Testuggini, continua la strage

BRINDISI – Un’altra testuggine trovata arenata sulla costa nord di Brindisi. L’esemplare di appena un anno era spiaggiato nei pressi di Lido Azzurro, in località Apani ed è stata rinvenuta da un giovane di Mesagne, Antonio Scoditti, che era lì per una passeggiata. Mentre un’altra testuggine, lo stesso ragazzo, è riuscito a salvarla rimettendola in mare ancora viva.

La testuggine di Apani

BRINDISIUn’altra testuggine trovata arenata sulla costa nord di Brindisi. L’esemplare di appena un anno era spiaggiato nei pressi di Lido Azzurro, in località Apani ed è stata rinvenuta da un giovane di Mesagne, Antonio Scoditti, che era lì per una passeggiata. Mentre un’altra testuggine, lo stesso ragazzo, è riuscito a salvarla rimettendola in mare ancora viva.

Con quella di Apani sale il bilancio delle morti misteriose di Caretta caretta: è la diciottesima in un solo mese ad essere morta solo sulle spiagge brindisine. La carcassa si trovava sulla spiaggia di Lido Azzurro, vicino Apani. Il carapace era oramai consumato (vedi foto) quindi si presume che fosse morta già da un po’ di tempo e rimasta lì senza che nessuno avesse avvertito chi di competenza perché comunque è una spiaggia molto frequentata da pescatori.

“Ho subito chiamato la dottoressa D’Astore – ha commentato Antonio Scoditti – per comunicarle il ritrovamento della povera tartaruga, e la Guardia forestale”. Così come poi confermato stamane dal medico veterinario del centro per la fauna selvatica, la testuggine è morta per annegamento, perché la bocca era libera e non aveva ferite sul corpo. Sicuramente con le forti mareggiate di questi ultimi giorni, la tartaruga ancora giovane, di appena un anno, non c’è l’ha fatta a sopravvivere nella tempesta.

Lo stesso Scoditti, ha ritrovato nei pressi della scogliera di Lido Arca di Noè, sotto una boa di segnalazione (vedi foto) portata a riva dal mare grosso, un’altra tartaruga. Quest’ultima però era di dimensioni più grosse, 50-60 kilogrammi all’incirca e quindi di età avanzata ed era incastrata tra la boa e una rete da pesca, sicuramente buttata in mare dai pescatori, arenata ma ancora viva, e che continuava a muoversi per liberarsi dalla grossa rete da pesca.

“Era sofferente sì, ma ancora viva – ha continuano il ragazzo mesagnese nel suo racconto – così mi sono subito avvicinato a lei, in mare, ed ho cercato di liberarla e fortunatamente ci sono riuscito. L’ho rimessa in acqua, un po’ più a largo nella speranza che riuscisse a riprendere il suo cammino”.

Poco dopo, sempre avvisati da Antonio Scoditti, sono arrivati gli agenti della Guardia Forestale ai quali il ragazzo ha raccontato tutto.

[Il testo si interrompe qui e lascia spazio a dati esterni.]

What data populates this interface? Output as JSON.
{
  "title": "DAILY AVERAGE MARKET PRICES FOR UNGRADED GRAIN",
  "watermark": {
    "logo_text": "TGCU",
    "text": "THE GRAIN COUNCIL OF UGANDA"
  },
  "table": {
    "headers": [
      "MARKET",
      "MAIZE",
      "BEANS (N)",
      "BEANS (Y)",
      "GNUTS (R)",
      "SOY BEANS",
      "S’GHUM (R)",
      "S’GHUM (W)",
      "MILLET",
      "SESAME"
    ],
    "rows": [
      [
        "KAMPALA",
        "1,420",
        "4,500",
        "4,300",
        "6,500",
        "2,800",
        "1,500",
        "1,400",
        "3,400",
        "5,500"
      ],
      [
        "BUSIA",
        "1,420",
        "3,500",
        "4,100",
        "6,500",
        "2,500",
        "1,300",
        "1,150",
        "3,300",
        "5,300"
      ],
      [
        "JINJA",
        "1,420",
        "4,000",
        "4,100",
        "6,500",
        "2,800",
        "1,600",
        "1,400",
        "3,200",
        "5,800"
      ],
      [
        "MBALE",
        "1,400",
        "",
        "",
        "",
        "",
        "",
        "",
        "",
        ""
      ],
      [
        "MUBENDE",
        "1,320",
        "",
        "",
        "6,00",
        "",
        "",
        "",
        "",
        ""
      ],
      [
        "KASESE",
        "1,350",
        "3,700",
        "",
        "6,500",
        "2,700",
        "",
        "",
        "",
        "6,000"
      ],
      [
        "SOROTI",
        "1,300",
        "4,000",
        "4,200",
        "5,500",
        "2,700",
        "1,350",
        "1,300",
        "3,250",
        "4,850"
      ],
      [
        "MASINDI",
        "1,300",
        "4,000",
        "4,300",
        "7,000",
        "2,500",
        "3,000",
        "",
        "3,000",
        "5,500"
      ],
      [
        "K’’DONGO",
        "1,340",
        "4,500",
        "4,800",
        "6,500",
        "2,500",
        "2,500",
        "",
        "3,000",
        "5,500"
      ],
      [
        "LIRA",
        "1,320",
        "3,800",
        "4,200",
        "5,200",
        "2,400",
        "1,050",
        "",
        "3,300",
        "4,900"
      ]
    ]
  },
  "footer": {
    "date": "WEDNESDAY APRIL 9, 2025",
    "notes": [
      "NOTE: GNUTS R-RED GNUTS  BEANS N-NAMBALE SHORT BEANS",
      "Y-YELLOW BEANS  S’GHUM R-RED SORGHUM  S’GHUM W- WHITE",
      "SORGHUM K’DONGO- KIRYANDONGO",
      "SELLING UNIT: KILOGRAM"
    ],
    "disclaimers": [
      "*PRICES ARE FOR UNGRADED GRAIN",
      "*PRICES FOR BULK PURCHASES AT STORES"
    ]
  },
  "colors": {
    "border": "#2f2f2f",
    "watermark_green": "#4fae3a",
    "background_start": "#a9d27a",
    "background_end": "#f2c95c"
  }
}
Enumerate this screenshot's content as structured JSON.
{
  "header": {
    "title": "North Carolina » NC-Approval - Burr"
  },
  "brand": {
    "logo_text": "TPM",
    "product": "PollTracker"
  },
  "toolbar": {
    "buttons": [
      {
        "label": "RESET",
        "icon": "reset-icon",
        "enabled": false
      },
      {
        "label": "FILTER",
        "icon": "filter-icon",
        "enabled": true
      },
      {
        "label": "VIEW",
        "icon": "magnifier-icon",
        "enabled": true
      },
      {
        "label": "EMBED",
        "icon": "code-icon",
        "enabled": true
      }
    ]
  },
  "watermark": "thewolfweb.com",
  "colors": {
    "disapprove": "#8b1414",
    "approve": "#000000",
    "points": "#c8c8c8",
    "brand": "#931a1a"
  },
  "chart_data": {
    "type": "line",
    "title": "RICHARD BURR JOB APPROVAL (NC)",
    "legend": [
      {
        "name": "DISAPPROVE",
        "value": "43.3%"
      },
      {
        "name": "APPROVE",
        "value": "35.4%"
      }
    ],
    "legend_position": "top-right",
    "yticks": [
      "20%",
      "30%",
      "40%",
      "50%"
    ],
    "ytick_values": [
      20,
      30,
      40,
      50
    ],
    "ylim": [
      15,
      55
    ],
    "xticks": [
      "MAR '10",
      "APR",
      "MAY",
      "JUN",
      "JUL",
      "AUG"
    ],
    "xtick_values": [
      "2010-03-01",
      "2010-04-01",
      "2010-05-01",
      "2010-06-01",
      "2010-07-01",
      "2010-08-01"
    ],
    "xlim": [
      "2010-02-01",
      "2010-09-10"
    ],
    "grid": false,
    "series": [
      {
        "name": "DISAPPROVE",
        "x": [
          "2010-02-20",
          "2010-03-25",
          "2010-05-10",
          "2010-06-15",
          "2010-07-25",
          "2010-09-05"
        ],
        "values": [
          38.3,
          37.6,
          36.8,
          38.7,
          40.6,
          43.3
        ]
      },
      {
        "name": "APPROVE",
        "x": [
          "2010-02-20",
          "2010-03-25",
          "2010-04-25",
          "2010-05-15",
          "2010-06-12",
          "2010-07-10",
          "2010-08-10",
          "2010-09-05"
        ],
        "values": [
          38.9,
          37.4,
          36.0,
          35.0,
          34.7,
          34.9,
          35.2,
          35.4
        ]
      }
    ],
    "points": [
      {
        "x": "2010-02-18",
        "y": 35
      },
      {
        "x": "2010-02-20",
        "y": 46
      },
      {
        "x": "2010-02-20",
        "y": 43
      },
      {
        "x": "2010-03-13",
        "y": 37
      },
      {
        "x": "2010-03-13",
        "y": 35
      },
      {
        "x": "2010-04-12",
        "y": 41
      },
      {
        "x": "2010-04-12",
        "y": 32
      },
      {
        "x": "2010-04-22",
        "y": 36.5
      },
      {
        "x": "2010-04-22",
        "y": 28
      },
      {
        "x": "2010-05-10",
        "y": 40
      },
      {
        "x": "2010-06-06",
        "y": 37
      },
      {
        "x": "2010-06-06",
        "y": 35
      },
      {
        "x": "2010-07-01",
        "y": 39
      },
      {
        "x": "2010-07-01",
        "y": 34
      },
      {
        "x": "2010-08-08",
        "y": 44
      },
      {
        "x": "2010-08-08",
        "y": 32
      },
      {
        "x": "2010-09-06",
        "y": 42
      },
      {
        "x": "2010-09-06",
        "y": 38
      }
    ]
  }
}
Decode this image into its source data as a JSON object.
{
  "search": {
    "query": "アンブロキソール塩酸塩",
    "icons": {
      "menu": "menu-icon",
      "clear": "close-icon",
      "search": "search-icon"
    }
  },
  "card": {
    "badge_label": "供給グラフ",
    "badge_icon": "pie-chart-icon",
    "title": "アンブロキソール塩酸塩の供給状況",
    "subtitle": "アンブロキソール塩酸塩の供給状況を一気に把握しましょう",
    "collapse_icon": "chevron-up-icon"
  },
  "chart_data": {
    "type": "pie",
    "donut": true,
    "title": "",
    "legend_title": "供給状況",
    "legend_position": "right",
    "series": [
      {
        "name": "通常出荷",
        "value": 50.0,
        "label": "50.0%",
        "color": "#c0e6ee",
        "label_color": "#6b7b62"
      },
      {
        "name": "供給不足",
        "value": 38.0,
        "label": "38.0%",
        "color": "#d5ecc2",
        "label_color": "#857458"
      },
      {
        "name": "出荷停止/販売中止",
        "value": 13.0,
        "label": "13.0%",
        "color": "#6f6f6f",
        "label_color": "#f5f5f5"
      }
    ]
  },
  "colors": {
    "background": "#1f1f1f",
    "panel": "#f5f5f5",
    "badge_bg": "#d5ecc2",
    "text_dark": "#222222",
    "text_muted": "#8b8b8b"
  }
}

Gli stessi hanno poi portato alla dottoressa Paola Pino D’Astore per accertare le cause di morte. Oramai sono tantissime le testuggini ritrovate prive di vita sulla costa brindisina, tra le cause più diffuse della loro morte oltre all’annegamento, c’è anche quella delle buste in plastica scambiate per meduse, ovviamente rifiuti gettati in mare da umani incivili e che loro, purtroppo, mangiano e finiscono soffocate. Molte, invece, rimangono impigliate nelle reti dei pescatori.